Frodl explained that mRNA acts as a messenger to the body, telling it to make a viral protein. That viral protein is then recognized as something foreign, which then triggers an immune response. The mRNA and the protein is destroyed by the body, then if the body is exposed to the protein again, it will be recognized and trigger an immune response.

Frodl said that all three vaccines are almost identical on paper. The reason that they have different amounts of doses is because the more times your body is exposed to it, the more effective your body will be at responding to it.  
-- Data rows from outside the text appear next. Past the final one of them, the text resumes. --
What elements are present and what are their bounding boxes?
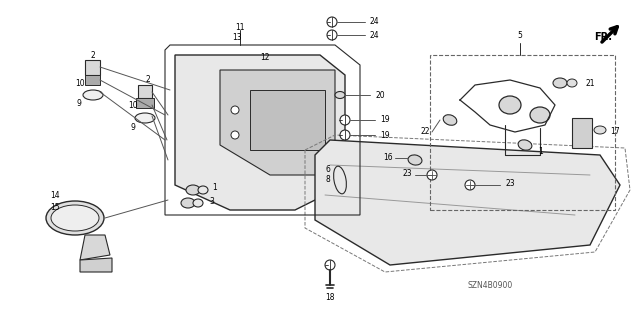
Ellipse shape: [186, 185, 200, 195]
Ellipse shape: [553, 78, 567, 88]
Ellipse shape: [46, 201, 104, 235]
Text: 8: 8: [326, 175, 330, 184]
Text: 9: 9: [131, 123, 136, 132]
Text: 24: 24: [370, 31, 380, 40]
Polygon shape: [85, 60, 100, 75]
Ellipse shape: [333, 166, 346, 194]
Text: 6: 6: [326, 166, 330, 174]
Polygon shape: [85, 75, 100, 85]
Ellipse shape: [499, 96, 521, 114]
Ellipse shape: [444, 115, 457, 125]
Text: 18: 18: [325, 293, 335, 301]
Text: 1: 1: [212, 183, 218, 192]
Ellipse shape: [530, 107, 550, 123]
Text: 22: 22: [420, 128, 429, 137]
Text: 17: 17: [610, 128, 620, 137]
Text: 12: 12: [260, 54, 269, 63]
Bar: [430, 55, 615, 210]
Text: FR.: FR.: [594, 32, 612, 42]
Ellipse shape: [51, 205, 99, 231]
Text: SZN4B0900: SZN4B0900: [467, 280, 513, 290]
Text: 9: 9: [77, 99, 81, 108]
Ellipse shape: [198, 186, 208, 194]
Text: 14: 14: [50, 191, 60, 201]
Text: 23: 23: [402, 168, 412, 177]
Polygon shape: [136, 98, 154, 108]
Polygon shape: [138, 85, 152, 98]
Text: 19: 19: [380, 115, 390, 124]
Ellipse shape: [335, 92, 345, 99]
Polygon shape: [220, 70, 335, 175]
Circle shape: [325, 260, 335, 270]
Text: 15: 15: [50, 204, 60, 212]
Ellipse shape: [408, 155, 422, 165]
Text: 19: 19: [380, 130, 390, 139]
Text: 16: 16: [383, 153, 393, 162]
Text: 23: 23: [505, 179, 515, 188]
Text: 5: 5: [518, 32, 522, 41]
Text: 21: 21: [585, 78, 595, 87]
Text: 24: 24: [370, 18, 380, 26]
Polygon shape: [250, 90, 325, 150]
Ellipse shape: [135, 113, 155, 123]
Circle shape: [327, 30, 337, 40]
Bar: [572, 118, 592, 148]
Ellipse shape: [594, 126, 606, 134]
Ellipse shape: [83, 90, 103, 100]
Text: 10: 10: [75, 78, 85, 87]
Text: 1: 1: [538, 147, 543, 157]
Text: 3: 3: [209, 197, 214, 206]
Text: 2: 2: [91, 50, 95, 60]
Circle shape: [231, 106, 239, 114]
Ellipse shape: [518, 140, 532, 150]
Polygon shape: [175, 55, 345, 210]
Circle shape: [427, 170, 437, 180]
Polygon shape: [315, 140, 620, 265]
Text: 20: 20: [375, 91, 385, 100]
Polygon shape: [80, 235, 110, 260]
Text: 13: 13: [232, 33, 242, 42]
Circle shape: [327, 17, 337, 27]
Ellipse shape: [567, 79, 577, 87]
Circle shape: [340, 115, 350, 125]
Circle shape: [231, 131, 239, 139]
Text: 11: 11: [236, 23, 244, 32]
Ellipse shape: [181, 198, 195, 208]
Polygon shape: [80, 258, 112, 272]
Circle shape: [340, 130, 350, 140]
Text: 2: 2: [146, 76, 150, 85]
Ellipse shape: [193, 199, 203, 207]
Text: 10: 10: [128, 100, 138, 109]
Circle shape: [465, 180, 475, 190]
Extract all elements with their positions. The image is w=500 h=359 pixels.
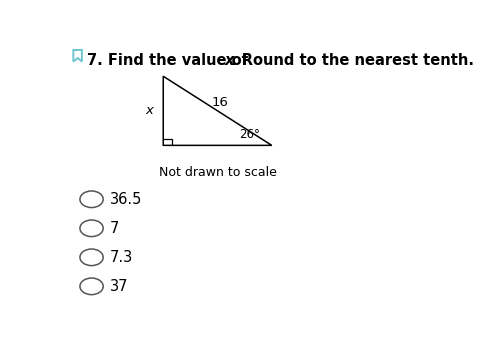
Text: 7.3: 7.3 xyxy=(110,250,134,265)
Text: 7. Find the value of: 7. Find the value of xyxy=(86,53,252,68)
Text: . Round to the nearest tenth.: . Round to the nearest tenth. xyxy=(231,53,474,68)
Text: 16: 16 xyxy=(212,96,228,109)
Text: 7: 7 xyxy=(110,221,120,236)
Text: 26°: 26° xyxy=(239,128,260,141)
Text: x: x xyxy=(146,104,154,117)
Text: 36.5: 36.5 xyxy=(110,192,142,207)
Text: 37: 37 xyxy=(110,279,128,294)
Text: x: x xyxy=(224,53,234,68)
Text: Not drawn to scale: Not drawn to scale xyxy=(158,166,276,179)
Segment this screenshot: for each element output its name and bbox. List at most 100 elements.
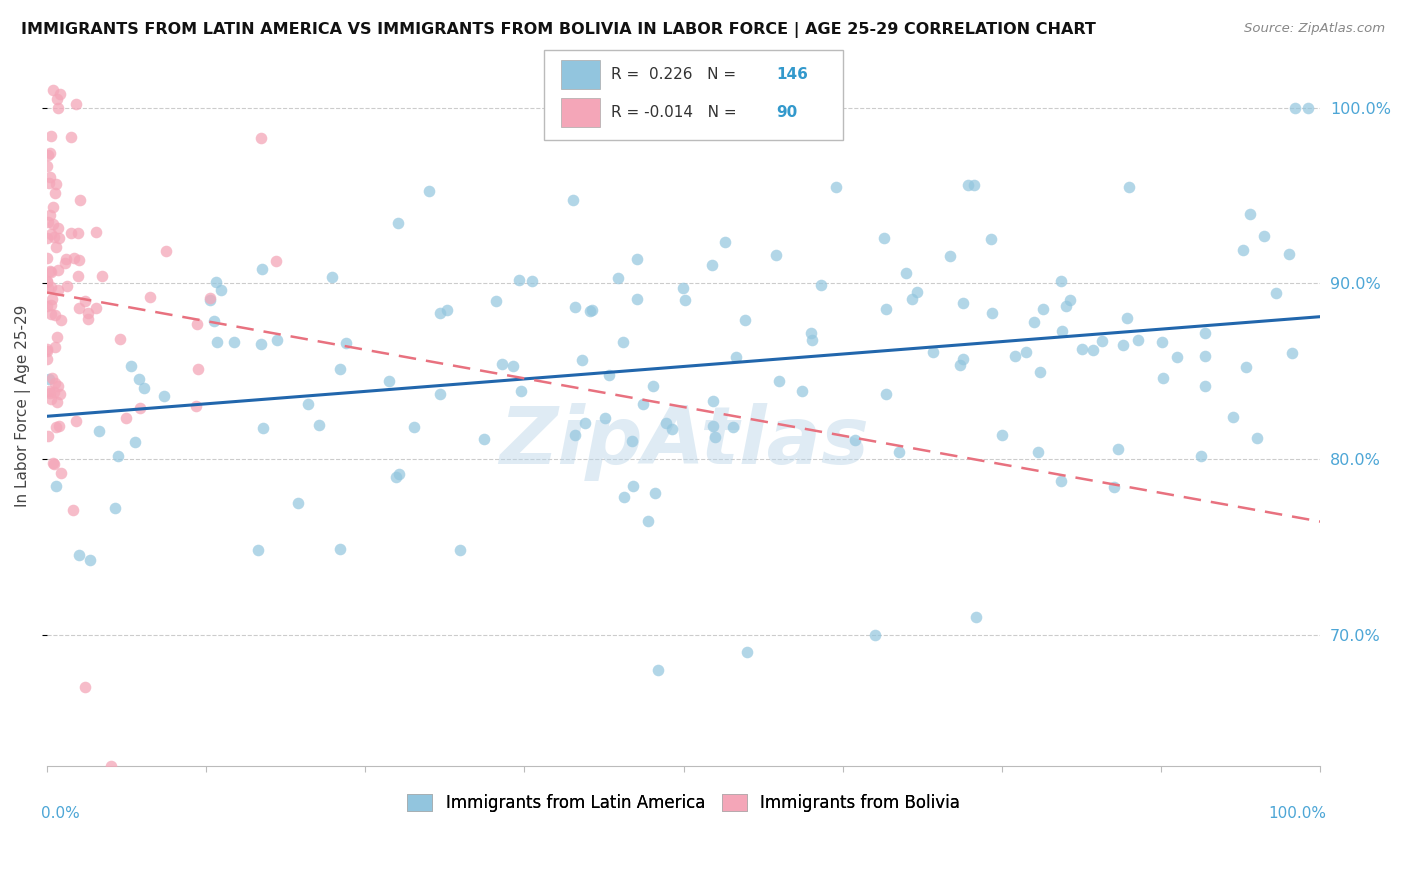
Point	[631, 397, 654, 411]
Point	[1026, 445, 1049, 459]
Point	[1194, 349, 1216, 363]
Point	[939, 249, 962, 263]
Point	[39, 392, 62, 406]
Point	[825, 179, 848, 194]
Point	[250, 337, 273, 351]
Point	[38, 386, 60, 401]
Legend: Immigrants from Latin America, Immigrants from Bolivia: Immigrants from Latin America, Immigrant…	[401, 788, 966, 819]
Point	[37, 147, 59, 161]
Point	[128, 401, 150, 416]
Point	[661, 422, 683, 436]
Point	[980, 232, 1002, 246]
Point	[107, 450, 129, 464]
Point	[104, 500, 127, 515]
Point	[153, 389, 176, 403]
Point	[120, 359, 142, 373]
Point	[1004, 349, 1026, 363]
Text: R =  0.226   N =: R = 0.226 N =	[612, 67, 741, 82]
Point	[581, 302, 603, 317]
Point	[44, 186, 66, 200]
Point	[896, 266, 918, 280]
Point	[39, 169, 62, 184]
Point	[37, 351, 59, 366]
Point	[110, 332, 132, 346]
Point	[510, 384, 533, 398]
Text: R = -0.014   N =: R = -0.014 N =	[612, 105, 741, 120]
Point	[37, 159, 59, 173]
Point	[39, 208, 62, 222]
Point	[725, 351, 748, 365]
Point	[39, 307, 62, 321]
Point	[1239, 207, 1261, 221]
Point	[77, 306, 100, 320]
Point	[44, 376, 66, 391]
Point	[673, 293, 696, 307]
Point	[508, 273, 530, 287]
Point	[1015, 345, 1038, 359]
Point	[87, 425, 110, 439]
Point	[922, 345, 945, 359]
Point	[429, 387, 451, 401]
Point	[45, 479, 67, 493]
Point	[198, 291, 221, 305]
Point	[637, 514, 659, 528]
Point	[1071, 342, 1094, 356]
Point	[115, 411, 138, 425]
Point	[41, 264, 63, 278]
Point	[887, 445, 910, 459]
Point	[1281, 345, 1303, 359]
Point	[449, 543, 471, 558]
Point	[574, 417, 596, 431]
Point	[418, 184, 440, 198]
Text: IMMIGRANTS FROM LATIN AMERICA VS IMMIGRANTS FROM BOLIVIA IN LABOR FORCE | AGE 25: IMMIGRANTS FROM LATIN AMERICA VS IMMIGRA…	[21, 22, 1095, 38]
Point	[76, 311, 98, 326]
Point	[737, 645, 759, 659]
Point	[1264, 286, 1286, 301]
Point	[46, 329, 69, 343]
Point	[49, 312, 72, 326]
Point	[39, 263, 62, 277]
Point	[37, 281, 59, 295]
Point	[963, 178, 986, 193]
Point	[623, 479, 645, 493]
FancyBboxPatch shape	[544, 50, 842, 140]
Point	[84, 301, 107, 315]
Text: 90: 90	[776, 105, 797, 120]
Point	[55, 252, 77, 266]
Point	[1246, 431, 1268, 445]
Point	[45, 419, 67, 434]
Point	[491, 357, 513, 371]
Point	[612, 334, 634, 349]
Point	[1050, 324, 1073, 338]
Point	[1050, 274, 1073, 288]
Point	[287, 496, 309, 510]
Point	[564, 300, 586, 314]
Point	[48, 87, 70, 101]
Point	[48, 379, 70, 393]
Point	[800, 326, 823, 340]
Point	[90, 268, 112, 283]
Point	[198, 293, 221, 307]
Point	[1234, 359, 1257, 374]
Point	[1296, 101, 1319, 115]
Point	[1032, 301, 1054, 316]
Point	[721, 420, 744, 434]
Point	[67, 269, 90, 284]
Point	[700, 258, 723, 272]
Point	[429, 306, 451, 320]
Point	[613, 490, 636, 504]
Point	[53, 255, 76, 269]
Point	[51, 466, 73, 480]
Point	[1194, 379, 1216, 393]
Point	[957, 178, 980, 192]
Point	[641, 379, 664, 393]
Point	[128, 371, 150, 385]
Point	[48, 419, 70, 434]
Point	[59, 130, 82, 145]
Point	[606, 270, 628, 285]
Point	[252, 421, 274, 435]
Point	[252, 262, 274, 277]
Point	[100, 759, 122, 773]
Point	[41, 370, 63, 384]
Point	[1059, 293, 1081, 308]
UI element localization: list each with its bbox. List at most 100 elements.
“The more that we learn about these vaccines as they’ve been around longer and we have more and more data, the more promising they seem to be,” Frodl said. “It’s actually good news we keep getting from these vaccines.” 

Frodl said that when a vaccine becomes available to you, you should get vaccinated because the quickest way to get through this and back to normal is to get a COVID-19 vaccine.  

However, Flieshman said vaccination should be more of a personal decision. 

“I’m never going to tell someone they should or shouldn’t get the vaccine,” Fleishman said. “I think people should do their own research and talk to your doctor before getting the vaccine.”